Today I found it.....exactly where I knew it was supposed to be...........exactly where Lynn and I had been fruitlessly searching on Thursday. It was the way it was meant to be.......I hugged that suit.......I could feel Mick in my arms......I cried a lot.......it was what I needed to do.......it was what I wouldn't have allowed myself to do if I hadn't been on my own.
Thanks Darling...{{{HUGS}}}
11 visitors have commented:
Thats a lovely photo of mick, and just the way i remember him. mick has made sure that everything that has happened lately is the way he and you would of wanted it too. he's there with you, i know that for sure mum!! i love you so much and im sending the biggest hug i can. love you...leanne xxxx
What a lovely photo of Mick this is Ruth, just beautiful.
Now words from me just know I am thinking of you and sending all my love and {{{BIG CUDDLES}}} xxxx
you must absolutely allow yourself to cry my darling, even if you're not alone, to cry and be angry as much as you wish,...you need it, it's a normal reaction...come in our arms sweetheart, we are near you...i'm glad you found the suit, Mick will be very beautiful in it...
I love you all
Mousie
Dear Ruth, Mick looks so debonair in his suit!
I hope you can feel all the virtual hugs we are sending you xxxx
What a lovely photo Ruth, Mick looks so handsome. Your post so moving and touching, its good that you feel Mick with you at these times Ruth.
Sending you all my love and [[HUGS]]xxxxxxxxAuds
Thinking of you x
Ruth I remember taking mum's clothes out of the wardrobe and being overwhelmed by her perfume still lingering! i was overtaken by grief!
I expected her to be there, yet she wasn't and yet she was!
Sending you hugs.
Dxxx
See? I told you, he IS around my friend and..well, don't worry if someone listens to you speaking to Mick out loud in the garden, we know you are not getting crazy for there's a new bird flying between the flowers.
Mick looks great in that picture Ruth, I like the suit :)

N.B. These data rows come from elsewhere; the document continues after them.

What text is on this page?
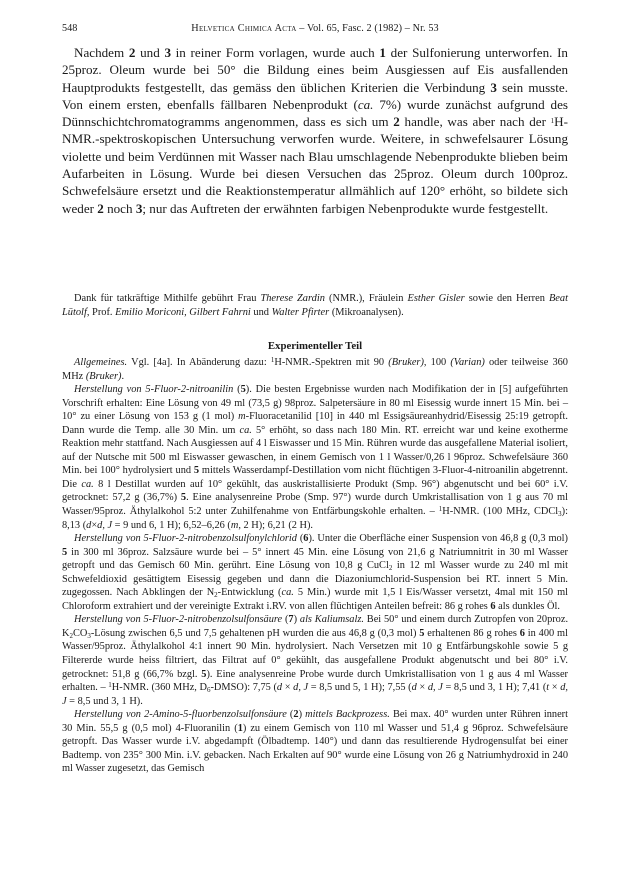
548	Helvetica Chimica Acta – Vol. 65, Fasc. 2 (1982) – Nr. 53

Nachdem 2 und 3 in reiner Form vorlagen, wurde auch 1 der Sulfonierung unterworfen. In 25proz. Oleum wurde bei 50° die Bildung eines beim Ausgiessen auf Eis ausfallenden Hauptprodukts festgestellt, das gemäss den üblichen Kriterien die Verbindung 3 sein musste. Von einem ersten, ebenfalls fällbaren Nebenprodukt (ca. 7%) wurde zunächst aufgrund des Dünnschichtchromatogramms angenommen, dass es sich um 2 handle, was aber nach der $^1$H-NMR.-spektroskopischen Untersuchung verworfen wurde. Weitere, in schwefelsaurer Lösung violette und beim Verdünnen mit Wasser nach Blau umschlagende Nebenprodukte blieben beim Aufarbeiten in Lösung. Wurde bei diesen Versuchen das 25proz. Oleum durch 100proz. Schwefelsäure ersetzt und die Reaktionstemperatur allmählich auf 120° erhöht, so bildete sich weder 2 noch 3; nur das Auftreten der erwähnten farbigen Nebenprodukte wurde festgestellt.

Dank für tatkräftige Mithilfe gebührt Frau Therese Zardin (NMR.), Fräulein Esther Gisler sowie den Herren Beat Lütolf, Prof. Emilio Moriconi, Gilbert Fahrni und Walter Pfirter (Mikroanalysen).

Experimenteller Teil

Allgemeines. Vgl. [4a]. In Abänderung dazu: $^1$H-NMR.-Spektren mit 90 (Bruker), 100 (Varian) oder teilweise 360 MHz (Bruker).

Herstellung von 5-Fluor-2-nitroanilin (5). Die besten Ergebnisse wurden nach Modifikation der in [5] aufgeführten Vorschrift erhalten: Eine Lösung von 49 ml (73,5 g) 98proz. Salpetersäure in 80 ml Eisessig wurde innert 15 Min. bei – 10° zu einer Lösung von 153 g (1 mol) m-Fluoracetanilid [10] in 440 ml Essigsäureanhydrid/Eisessig 25:19 getropft. Dann wurde die Temp. alle 30 Min. um ca. 5° erhöht, so dass nach 180 Min. RT. erreicht war und keine exotherme Reaktion mehr stattfand. Nach Ausgiessen auf 4 l Eiswasser und 15 Min. Rühren wurde das ausgefallene Material isoliert, auf der Nutsche mit 500 ml Eiswasser gewaschen, in einem Gemisch von 1 l Wasser/0,26 l 96proz. Schwefelsäure 360 Min. bei 100° hydrolysiert und 5 mittels Wasserdampf-Destillation vom nicht flüchtigen 3-Fluor-4-nitroanilin abgetrennt. Die ca. 8 l Destillat wurden auf 10° gekühlt, das auskristallisierte Produkt (Smp. 96°) abgenutscht und bei 60° i.V. getrocknet: 57,2 g (36,7%) 5. Eine analysenreine Probe (Smp. 97°) wurde durch Umkristallisation von 1 g aus 70 ml Wasser/95proz. Äthylalkohol 5:2 unter Zuhilfenahme von Entfärbungskohle erhalten. – $^1$H-NMR. (100 MHz, CDCl$_3$): 8,13 (d×d, J = 9 und 6, 1 H); 6,52–6,26 (m, 2 H); 6,21 (2 H).

Herstellung von 5-Fluor-2-nitrobenzolsulfonylchlorid (6). Unter die Oberfläche einer Suspension von 46,8 g (0,3 mol) 5 in 300 ml 36proz. Salzsäure wurde bei – 5° innert 45 Min. eine Lösung von 21,6 g Natriumnitrit in 30 ml Wasser getropft und das Gemisch 60 Min. gerührt. Eine Lösung von 10,8 g CuCl$_2$ in 12 ml Wasser wurde zu 240 ml mit Schwefeldioxid gesättigtem Eisessig gegeben und dann die Diazoniumchlorid-Suspension bei RT. innert 5 Min. zugegossen. Nach Abklingen der $N_2$-Entwicklung (ca. 5 Min.) wurde mit 1,5 l Eis/Wasser versetzt, 4mal mit 150 ml Chloroform extrahiert und der vereinigte Extrakt i.RV. von allen flüchtigen Anteilen befreit: 86 g rohes 6 als dunkles Öl.

Herstellung von 5-Fluor-2-nitrobenzolsulfonsäure (7) als Kaliumsalz. Bei 50° und einem durch Zutropfen von 20proz. $K_2CO_3$-Lösung zwischen 6,5 und 7,5 gehaltenen pH wurden die aus 46,8 g (0,3 mol) 5 erhaltenen 86 g rohes 6 in 400 ml Wasser/95proz. Äthylalkohol 4:1 innert 90 Min. hydrolysiert. Nach Versetzen mit 10 g Entfärbungskohle sowie 5 g Filtererde wurde heiss filtriert, das Filtrat auf 0° gekühlt, das ausgefallene Produkt abgenutscht und bei 80° i.V. getrocknet: 51,8 g (66,7% bzgl. 5). Eine analysenreine Probe wurde durch Umkristallisation von 1 g aus 4 ml Wasser erhalten. – $^1$H-NMR. (360 MHz, $D_6-DMSO$): 7,75 (d × d, J = 8,5 und 5, 1 H); 7,55 (d × d, J = 8,5 und 3, 1 H); 7,41 (t × d, J = 8,5 und 3, 1 H).

Herstellung von 2-Amino-5-fluorbenzolsulfonsäure (2) mittels Backprozess. Bei max. 40° wurden unter Rühren innert 30 Min. 55,5 g (0,5 mol) 4-Fluoranilin (1) zu einem Gemisch von 110 ml Wasser und 51,4 g 96proz. Schwefelsäure getropft. Das Wasser wurde i.V. abgedampft (Ölbadtemp. 140°) und dann das resultierende Hydrogensulfat bei einer Badtemp. von 235° 300 Min. i.V. gebacken. Nach Erkalten auf 90° wurde eine Lösung von 26 g Natriumhydroxid in 240 ml Wasser zugesetzt, das Gemisch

I send lots of love and hugs for you and the girls. Remember I'm there with you all the time.
xoxoxox
Ani
Mick looks so handsome in his suit. I understand this completely Ruth...and you know... you looked after him when he needed you, and now he will do the same for you..
Sending you big hugs dear lady...
xxx
Thats a fab pic {{{HUGS}}} x x
It really is a great picture, and one I'm sure you treasure. As for the suit, the rest have already said it .... don't hold back the tears for somebody else's sake. It's what you need right now. I'm still crying at the oddest moments, but I try not to stifle the tears.
A very good photo of Mick. {{{Hugs to you}}}.